Today many parents, like Rylan’s father, have had to adapt by educating their children in kitchens and living rooms. This is crucial to Rylan’s development and today, it is important to recognize the many fathers across the country who are participating in the lives of children in a new way during the COVID-19 pandemic.
We have taken many actions to provide those on the ground the flexibility and support needed to continue to strengthen their relationships, even during this challenging time. Those include numerous administrative flexibilities and innovative ideas to continue to support families.

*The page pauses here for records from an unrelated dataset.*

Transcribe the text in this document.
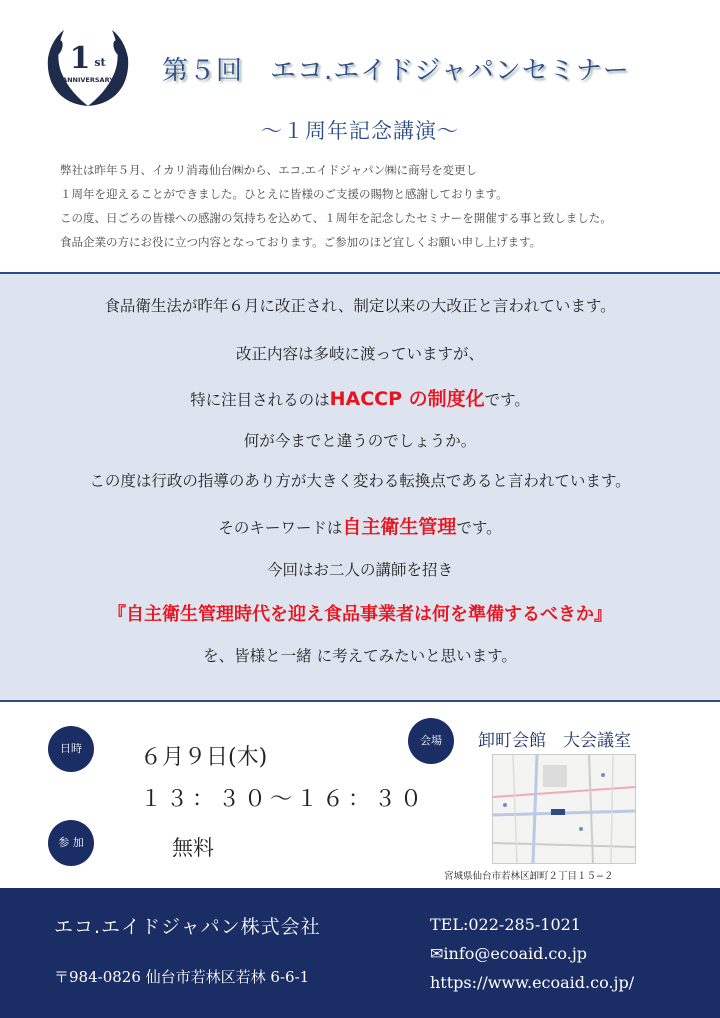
1 st
ANNIVERSARY 第５回　エコ.エイドジャパンセミナー
〜１周年記念講演〜
弊社は昨年５月、イカリ消毒仙台㈱から、エコ.エイドジャパン㈱に商号を変更し
１周年を迎えることができました。ひとえに皆様のご支援の賜物と感謝しております。
この度、日ごろの皆様への感謝の気持ちを込めて、１周年を記念したセミナーを開催する事と致しました。
食品企業の方にお役に立つ内容となっております。ご参加のほど宜しくお願い申し上げます。
食品衛生法が昨年６月に改正され、制定以来の大改正と言われています。
改正内容は多岐に渡っていますが、
特に注目されるのはHACCP の制度化です。
何が今までと違うのでしょうか。
この度は行政の指導のあり方が大きく変わる転換点であると言われています。
そのキーワードは自主衛生管理です。
今回はお二人の講師を招き
『自主衛生管理時代を迎え食品事業者は何を準備するべきか』
を、皆様と一緒 に考えてみたいと思います。
日時	６月９日(木)
１３：３０〜１６：３０
参 加	無料
会場	卸町会館　大会議室
宮城県仙台市若林区卸町２丁目１５−２
エコ.エイドジャパン株式会社
〒984-0826 仙台市若林区若林 6-6-1
TEL:022-285-1021
✉info@ecoaid.co.jp
https://www.ecoaid.co.jp/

For instance, while many Head Start sites have closed, all Head Start programs and staff have remained fully funded. This ensures that parents like Rylan’s have needed support—even if that now involves teachers sending learning activities by means of a laptop, phone, or even front-porch drop off--while parents - are required by public health orders to remain safely at home. New funding ($700 million) also means that Head Start programs can remain operational as they continue to work, and to resume services in-person as soon as safely possible. The same applies to the vital services of our fatherhood programs all across the country.
While a number have had to suspend operations, many innovative programs have delivered their services virtually to fathers using this unprecedented moment to encourage and uplift fathers in the essential role they play in the lives of their children.
This experience for all parents, and dads in particular, to engage with their children in a new way is pivotal and important recognize. When life is busy, it’s hard to find time to sit down with children and engage directly with their learning and developmental needs. While COVID-19 has posed many challenges, it has only underscored how critical parents—and on this day, we especially note fathers—are in the lives and development of their children.
We must all take some time this Father’s Day to thank the fathers who are sitting at kitchen tables, with their toddler or preschooler on their lap, participating in the learning process up close. They are actively participating in their children’s growth and playing a major role in a process that is usually facilitated outside the home. Remember to thank all dads who have worked to support their children in a new and special way for months during this time.
Eventually, typical life will resume. Dad will go back to work and Rylan will return to Head Start. I hope Rylan’s dad will always remember the power of this moment, as he’s already playing an important role in his child’s healthy development. When a family comes together to embrace lifelong learning, there is always a road of opportunity ahead.